On the bright side, our suite of Interval Funds continue to perform and generate consistent returns with high income and extremely low volatility in a very unpredictable and volatile market. The sell off in stocks and bonds has brought valuations back to more normal levels but stocks in particular likely have further to fall as earnings downgrades being to roll in. The current trajectory is setting up to eventually have an attractive re-entry into equities. Patience is important.
Interest rate volatility & expectations
Volatility has been caused in part because expectations for Fed rate hikes have moved dramatically in both directions. The market is now expecting the Fed to raise rates to 3.4% by the beginning of 2023 and then will quickly begin to lowering rates. We will see…
Recession fears have been elevated and consumer confidence has fallen to an all-time low. Such negative sentiment tends to feed on itself and can become a self-reinforcing trend.
Stock market valuations have come down meaningfully but still remain somewhat elevated. The biggest risk to the market and the next shoe to drop is a decline in earnings, estimates of which have yet to budge and are very likely to fall over the coming quarters.
Earnings revisions have yet to happen
Monetary policy expectations – looking for signs of a bottom
The stock market tends to bottom once participants have confidence the Fed is going to begin lower interest rates. We still have a ways to go until this happens. A shift towards more accommodative monetary policy is one of the key things we are looking for to become aggressive again. Until then it is a capital preservation environment.
Leading sectors within the stock market are predicting a bleak economic outlook
As famed investor Stanley Druckenmiller always says “the best economist I know is the internals of the stock market”. Two of the most economically prescient sectors, Homebuilders and Transports, have rolled over despite posting record earnings.
A historically bad year for portfolio diversification
The chart below shows every down year in the stock market over the past 50 years. In each of those down years for stocks bonds produced a positive return. Breaking this trend has been a huge break from the past and has challenged the classic portfolio diversification principle of balancing stocks with bonds to reduce risk.
On the bright side, yields on fixed income have risen to levels that suggest greater return potential and diversification benefits. We are watching this very closely.
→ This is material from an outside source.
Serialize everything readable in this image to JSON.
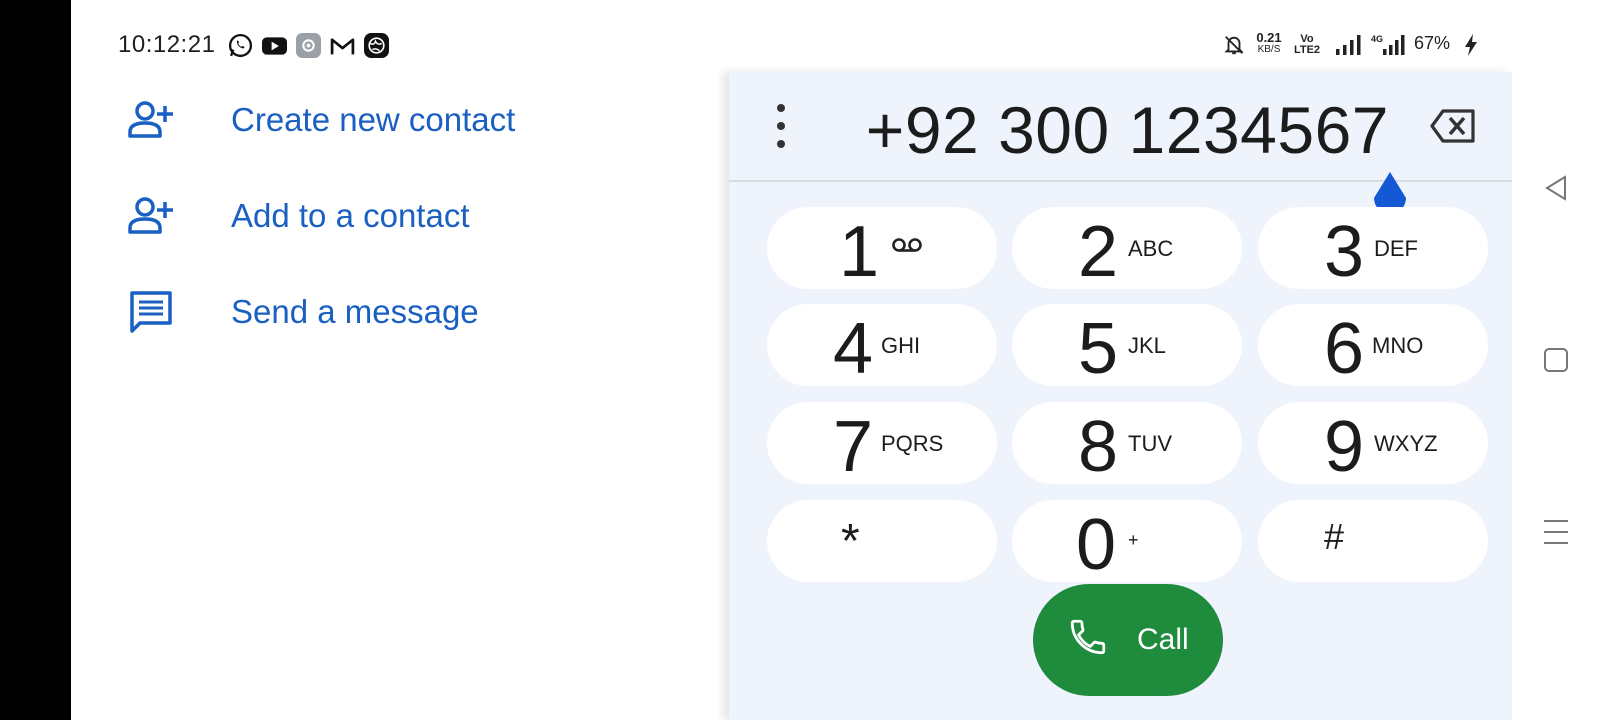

Tug of war between long duration and short duration assets
The tug of war between long duration assets (tech stocks, biotech, companies with earnings far out into the future) and short duration assets (energy, dividend stocks, bonds, assets with cash flows now) has been intense with the market gyrating between the two as it looks for direction.
Biotech stocks are a good proxy for long duration assets and they have rallied lately after a long painful decline.
Interval Funds continue to perform strongly
Athos Capital’s Interval Funds have continued to perform very strongly in a challenging market. We continue to think these are the best assets to own right now and expect them to do well in a range of economic scenarios while providing income and exceptionally low volatility returns.
Yields on bonds are beginning to look more attractive
Yields on fixed income have risen sharply, now offering investors improved returns and greater diversification benefits.
At the same time, this reduces the attractiveness of dividend paying stocks which could put further pressure on the stock market.